Novelist Yael Hedaya wrote key episodes for the Israeli version of In Treatment. After its popularity caused the number of patients in Israel to skyrocket, HBO adapted the series for American audiences. Hedaya’s third book, Eden, reads like a psychologically astute Israeli version of American Beauty: Roni, not yet 16, has taken to sleeping with middle-aged men; someone in Eden, a collective farm turned SUV-infested suburb, is molesting young boys; one marriage is ending, another floundering over infertility. Hedaya spoke with Boris Kachka about the terrors (none of them involving Iran or suicide bombers) of living in her fictional but photo-realistic Israel.
You’ve written about therapy for TV, your next novel will be about therapy, and there’s a lot of psychological probing in Eden.Are you in therapy now?
I had stopped because I gave birth, and being a single mother of twins, I didn’t have the time to go. In my late twenties, I had these really romantic ideas about therapy. I’d fantasize about falling in love with my therapist, and I was busy trying to seduce him for, like, five years. Now I want to go because I have burning issues and I want help. I don’t want to mess around.
Your younger self sounds a lot like the [season one] In Treatment character Laura, who very nearly seduced her therapist, Gabriel Byrne’s character.
Laura was like the patient I wanted to be, the one that causes the therapist to do terrible things and be unethical. A lot of the sentences she throws at him I said to my therapist.
Laura is similar to Eden’s teenager, Roni. Both had sordid and damaging affairs with much older men.
I had a lot of relationships with older men when I was her age. I felt that I was in control, that I was the seductress. Today, I’m in my mid-forties, the age of the guys that I was with at 15. It’s shocking, and I totally condemn everything that I went through. It’s probably something that has been haunting me without my being conscious of it, and it came out in Laura’s character.
What brought you to write a novel set in suburbia?
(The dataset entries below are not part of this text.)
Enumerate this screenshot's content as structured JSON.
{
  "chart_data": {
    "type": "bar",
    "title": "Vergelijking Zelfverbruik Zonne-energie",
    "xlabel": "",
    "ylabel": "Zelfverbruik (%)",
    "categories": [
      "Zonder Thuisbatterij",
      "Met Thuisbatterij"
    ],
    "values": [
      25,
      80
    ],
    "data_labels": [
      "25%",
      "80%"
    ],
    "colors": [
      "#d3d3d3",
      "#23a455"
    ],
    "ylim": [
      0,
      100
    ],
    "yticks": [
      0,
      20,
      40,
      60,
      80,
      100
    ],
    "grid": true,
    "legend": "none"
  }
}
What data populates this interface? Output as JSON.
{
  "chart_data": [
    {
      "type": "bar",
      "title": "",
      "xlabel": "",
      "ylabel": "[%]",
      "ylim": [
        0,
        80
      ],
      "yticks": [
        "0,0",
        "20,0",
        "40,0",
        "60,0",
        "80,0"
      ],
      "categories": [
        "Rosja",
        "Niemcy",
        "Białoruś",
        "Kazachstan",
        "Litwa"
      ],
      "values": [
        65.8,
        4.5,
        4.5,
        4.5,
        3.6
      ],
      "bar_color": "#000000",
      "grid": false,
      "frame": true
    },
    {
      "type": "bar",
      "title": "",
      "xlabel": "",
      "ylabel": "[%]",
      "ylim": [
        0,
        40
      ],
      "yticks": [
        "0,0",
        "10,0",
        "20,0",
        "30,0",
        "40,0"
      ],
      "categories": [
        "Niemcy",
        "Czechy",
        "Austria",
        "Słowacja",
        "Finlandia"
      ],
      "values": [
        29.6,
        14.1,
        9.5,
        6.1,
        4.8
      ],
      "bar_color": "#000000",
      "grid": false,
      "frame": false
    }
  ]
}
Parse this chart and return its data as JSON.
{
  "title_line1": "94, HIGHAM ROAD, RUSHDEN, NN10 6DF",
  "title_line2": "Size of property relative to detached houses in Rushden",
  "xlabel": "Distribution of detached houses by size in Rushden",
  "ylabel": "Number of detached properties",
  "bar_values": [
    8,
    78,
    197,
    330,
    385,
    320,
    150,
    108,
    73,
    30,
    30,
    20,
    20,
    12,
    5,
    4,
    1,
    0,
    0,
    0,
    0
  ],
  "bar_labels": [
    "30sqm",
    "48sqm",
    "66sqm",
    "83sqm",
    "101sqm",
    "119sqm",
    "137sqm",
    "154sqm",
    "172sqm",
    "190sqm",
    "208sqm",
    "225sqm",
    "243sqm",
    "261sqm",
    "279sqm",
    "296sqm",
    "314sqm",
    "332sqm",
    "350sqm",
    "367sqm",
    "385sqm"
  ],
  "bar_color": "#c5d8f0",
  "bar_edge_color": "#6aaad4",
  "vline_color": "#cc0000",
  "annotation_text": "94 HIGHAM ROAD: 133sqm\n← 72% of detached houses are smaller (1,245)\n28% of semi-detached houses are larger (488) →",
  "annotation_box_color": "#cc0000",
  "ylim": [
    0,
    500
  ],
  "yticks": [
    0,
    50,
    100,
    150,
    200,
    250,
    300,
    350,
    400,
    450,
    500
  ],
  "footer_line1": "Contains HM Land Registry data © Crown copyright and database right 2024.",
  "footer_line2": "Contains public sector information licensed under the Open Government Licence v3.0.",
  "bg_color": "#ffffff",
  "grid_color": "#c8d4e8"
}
I moved to the suburbs, which was radical for me. I wanted to move someplace with no neighbors around, where if I dropped dead—God forbid—nobody would smell my corpse for days. I lived in Tel Aviv and I lived in New York. And I loved being in a big city for a while; it was great. But all of a sudden it was like my fuses jumped and I couldn’t write anymore.
So you decided to write about how rotten suburbia is?
It was an attempt to criticize society in general, not just suburban society. Israel is going to the dogs. It used to be external enemies, and we used to be an okay nation with values. But something is happening, which is very much like what’s happening in the rest of the Western world. It’s not safe to live here, and not just because of the terror anvd bombs going off on buses, but because the people are becoming more violent, notwithstanding being Jewish or Arab.